The study, published in Nature, notes that Bright Angel contains textures, chemical features, and organic signatures that “warrant being considered as potential biosignatures.”

Although cautious, these conclusions place the Perseverance mission at a turning point in the search for extraterrestrial life.

Each analysis opens new hypotheses and brings scientists closer to confirming that Mars was, at some point in its history, a habitable planet.

A Window Into Mars’ Past

Beyond individual discoveries, the greatest contribution of this research is the glimpse it provides into Mars’ distant past.

Billions of years ago, the planet hosted lakes, rivers, and water systems that may have supported microbial ecosystems similar to those of early Earth.

Today, those waters have evaporated or frozen beneath the surface, leaving minerals as silent witnesses of their interaction with living organisms.

Perseverance has carefully stored these samples for an eventual return to Earth, but budgetary and technical delays have postponed recovery missions.

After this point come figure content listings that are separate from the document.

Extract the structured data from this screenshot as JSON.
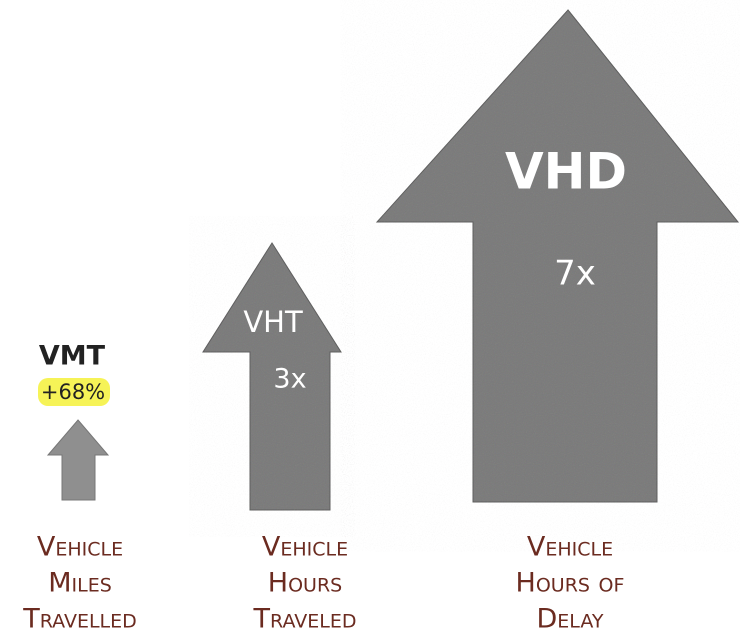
{
  "items": [
    {
      "code": "VMT",
      "change": "+68%",
      "label": [
        "Vehicle",
        "Miles",
        "Travelled"
      ]
    },
    {
      "code": "VHT",
      "change": "3x",
      "label": [
        "Vehicle",
        "Hours",
        "Traveled"
      ]
    },
    {
      "code": "VHD",
      "change": "7x",
      "label": [
        "Vehicle",
        "Hours of",
        "Delay"
      ]
    }
  ]
}
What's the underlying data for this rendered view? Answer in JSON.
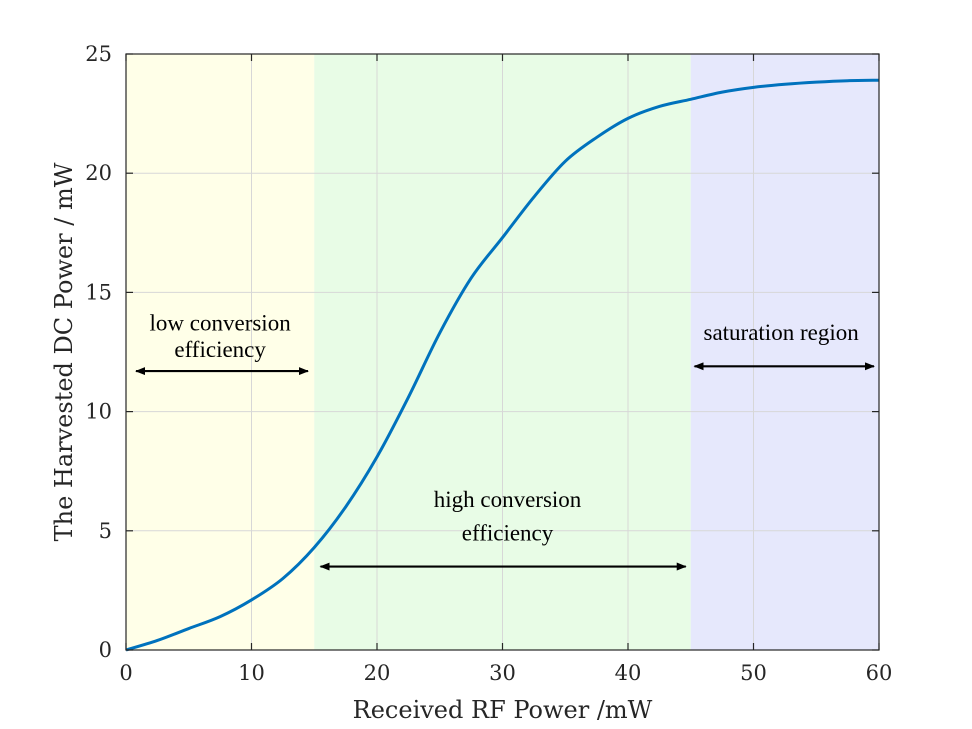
{
  "chart_data": {
    "type": "line",
    "title": "",
    "xlabel": "Received RF Power /mW",
    "ylabel": "The Harvested DC Power / mW",
    "xlim": [
      0,
      60
    ],
    "ylim": [
      0,
      25
    ],
    "grid": true,
    "x_ticks": [
      0,
      10,
      20,
      30,
      40,
      50,
      60
    ],
    "y_ticks": [
      0,
      5,
      10,
      15,
      20,
      25
    ],
    "series": [
      {
        "name": "Harvested DC power",
        "color": "#0072BD",
        "x": [
          0,
          2.5,
          5,
          7.5,
          10,
          12.5,
          15,
          17.5,
          20,
          22.5,
          25,
          27.5,
          30,
          32.5,
          35,
          37.5,
          40,
          42.5,
          45,
          47.5,
          50,
          52.5,
          55,
          57.5,
          60
        ],
        "y": [
          0,
          0.4,
          0.9,
          1.4,
          2.1,
          3.0,
          4.3,
          6.0,
          8.1,
          10.6,
          13.3,
          15.6,
          17.3,
          19.0,
          20.5,
          21.5,
          22.3,
          22.8,
          23.1,
          23.4,
          23.6,
          23.73,
          23.82,
          23.88,
          23.9
        ]
      }
    ],
    "regions": [
      {
        "name": "low-conversion-region",
        "x_range": [
          0,
          15
        ],
        "color": "#FFFFE8"
      },
      {
        "name": "high-conversion-region",
        "x_range": [
          15,
          45
        ],
        "color": "#E8FCE6"
      },
      {
        "name": "saturation-region",
        "x_range": [
          45,
          60
        ],
        "color": "#E6E8FC"
      }
    ],
    "annotations": [
      {
        "name": "low-conversion",
        "lines": [
          "low conversion",
          "efficiency"
        ],
        "x": 7.5,
        "y": [
          13.4,
          12.3
        ],
        "arrow": {
          "x1": 0.8,
          "x2": 14.5,
          "y": 11.7
        }
      },
      {
        "name": "high-conversion",
        "lines": [
          "high conversion",
          "efficiency"
        ],
        "x": 30.4,
        "y": [
          6.0,
          4.6
        ],
        "arrow": {
          "x1": 15.5,
          "x2": 44.6,
          "y": 3.5
        }
      },
      {
        "name": "saturation",
        "lines": [
          "saturation region"
        ],
        "x": 52.2,
        "y": [
          13.0
        ],
        "arrow": {
          "x1": 45.3,
          "x2": 59.6,
          "y": 11.9
        }
      }
    ]
  }
}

In the meantime, the rocks remain sealed in titanium containers, waiting for future generations of scientists to analyze them in terrestrial laboratories.

Excitement in the Scientific Community

The enthusiasm is global, and experts from different universities have highlighted the significance of this discovery.

Sanjeev Gupta of Imperial College London emphasized: “This is the first time we see something that suggests: ‘This could have formed because of biological processes.’”

For that reason, he said, the Sapphire Canyon sample “is a sample we need to bring back” to confirm the hypotheses under more advanced conditions of analysis.

The race to answer whether we are alone in the universe is now being played out in Mars’ laboratories and, in the future, in Earth’s research centers.

Each new piece of data not only changes what we know about the Red Planet, but also redefines our own history as a species seeking company in the cosmos.